The changes to the criminal courts system amid the coronavirus crisis are difficult to spot at first.
Aside from the hand-sanitiser dispensers and warning signs dotted around the Criminal Courts of Justice (CCJ) on Dublin’s Parkgate Street, the wheels of justice appear to be turning relatively normally, albeit with a vastly reduced caseload. It is only when you look closer that the changes become clear.
In court six, where a woman is on trial for murder, there are six jurors only in the jury box. The rest are sitting in the body of the court in an attempt at social distancing. The jurors look to be less than 2m apart, but it’s better than nothing.
In another court, the jurors in the trial of a creche worker accused of sexual assault are considering their verdicts. Deliberations are not taking place in the jury room, but in the court itself where there is much more room.
Up in court 17, where the High Court bail list is being heard, only a handful of lawyers are allowed in at a time. Most defendants appear via video link from Cloverhill Prison with their images projected on large TV screens in the court.
The few inmates in attendance are accompanied by prison officers who are clean shaven and wear no ties as part of hygiene measures ordered to prevent the nightmare scenario of a Covid-19 outbreak in the prison system.
The situation in the CCJ has improved since Monday, when barristers reported up to 80 people waiting together outside court. The Courts Service attributed the crowd to a “glitch in the system”.
The only real black mark on Tuesday was a large congregation on one of the floors. One group supporting the accused in a trial, the other backing the complainant. A handful of gardaí patrolled the floor, trying in vain to enforce social distancing protocols.
The most interesting case on the shortlist is a Italian woman convicted of helping to smuggle in illegal immigrants.
The interpreter is instructed to do her job from the other end of the defendant’s bench. When the arresting garda is called to give evidence, the registrar tells him to “hover your hand over the Bible to take the oath”.
There are only four jury trials ongoing in the State, all of which started before the coronavirus outbreak became a crisis. Just one trial has collapsed due to jurors being sick or unwilling to risk further service.
The courts are in “winding down mode”, says a Courts Service spokesman.
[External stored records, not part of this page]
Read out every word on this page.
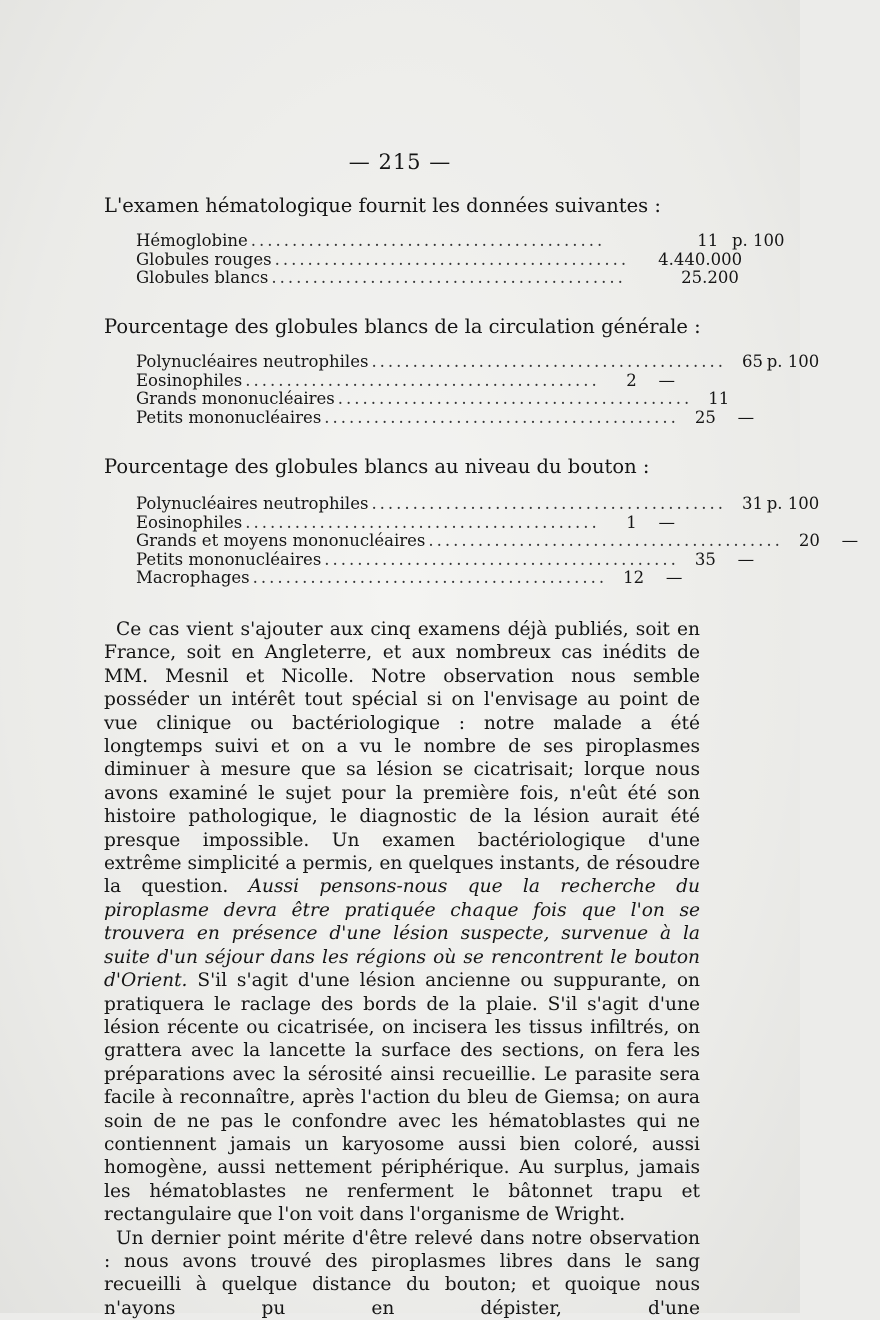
— 215 —
L'examen hématologique fournit les données suivantes :
Hémoglobine ...........................................	11 p. 100
Globules rouges ...........................................	4.440.000
Globules blancs ...........................................	25.200
Pourcentage des globules blancs de la circulation générale :
Polynucléaires neutrophiles ........................................... 65 p. 100
Eosinophiles ...........................................	2	—
Grands mononucléaires ........................................... 11
Petits mononucléaires ........................................... 25	—
Pourcentage des globules blancs au niveau du bouton :
Polynucléaires neutrophiles ........................................... 31 p. 100
Eosinophiles ...........................................	1	—
Grands et moyens mononucléaires ........................................... 20	—
Petits mononucléaires ........................................... 35	—
Macrophages ........................................... 12	—

Ce cas vient s'ajouter aux cinq examens déjà publiés, soit en France, soit en Angleterre, et aux nombreux cas inédits de MM. Mesnil et Nicolle. Notre observation nous semble posséder un intérêt tout spécial si on l'envisage au point de vue clinique ou bactériologique : notre malade a été longtemps suivi et on a vu le nombre de ses piroplasmes diminuer à mesure que sa lésion se cicatrisait; lorque nous avons examiné le sujet pour la première fois, n'eût été son histoire pathologique, le diagnostic de la lésion aurait été presque impossible. Un examen bactériologique d'une extrême simplicité a permis, en quelques instants, de résoudre la question. Aussi pensons-nous que la recherche du piroplasme devra être pratiquée chaque fois que l'on se trouvera en présence d'une lésion suspecte, survenue à la suite d'un séjour dans les régions où se rencontrent le bouton d'Orient. S'il s'agit d'une lésion ancienne ou suppurante, on pratiquera le raclage des bords de la plaie. S'il s'agit d'une lésion récente ou cicatrisée, on incisera les tissus infiltrés, on grattera avec la lancette la surface des sections, on fera les préparations avec la sérosité ainsi recueillie. Le parasite sera facile à reconnaître, après l'action du bleu de Giemsa; on aura soin de ne pas le confondre avec les hématoblastes qui ne contiennent jamais un karyosome aussi bien coloré, aussi homogène, aussi nettement périphérique. Au surplus, jamais les hématoblastes ne renferment le bâtonnet trapu et rectangulaire que l'on voit dans l'organisme de Wright.

Un dernier point mérite d'être relevé dans notre observation : nous avons trouvé des piroplasmes libres dans le sang recueilli à quelque distance du bouton; et quoique nous n'ayons pu en dépister, d'une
Only urgent cases, such as accused people in custody seeking bail, will be heard and it will likely be June or later before things start returning to normal, he adds.
Measures to make up the lost time, such as sitting through the traditional summer vacation, have not yet been considered.
In Court five, which deals with offenders who have pleaded guilty, a junior counsel wears a face mask and surgical gloves – the first update to the barristers’ uniform since 1685 when the profession adopted black robes to mourn the death of Charles II.
One lawyer complains to the judge he is not getting legal aid payments because his cases are being adjourned. Judge Melanie Greally sympathises, but says it is a matter for the Department of Justice.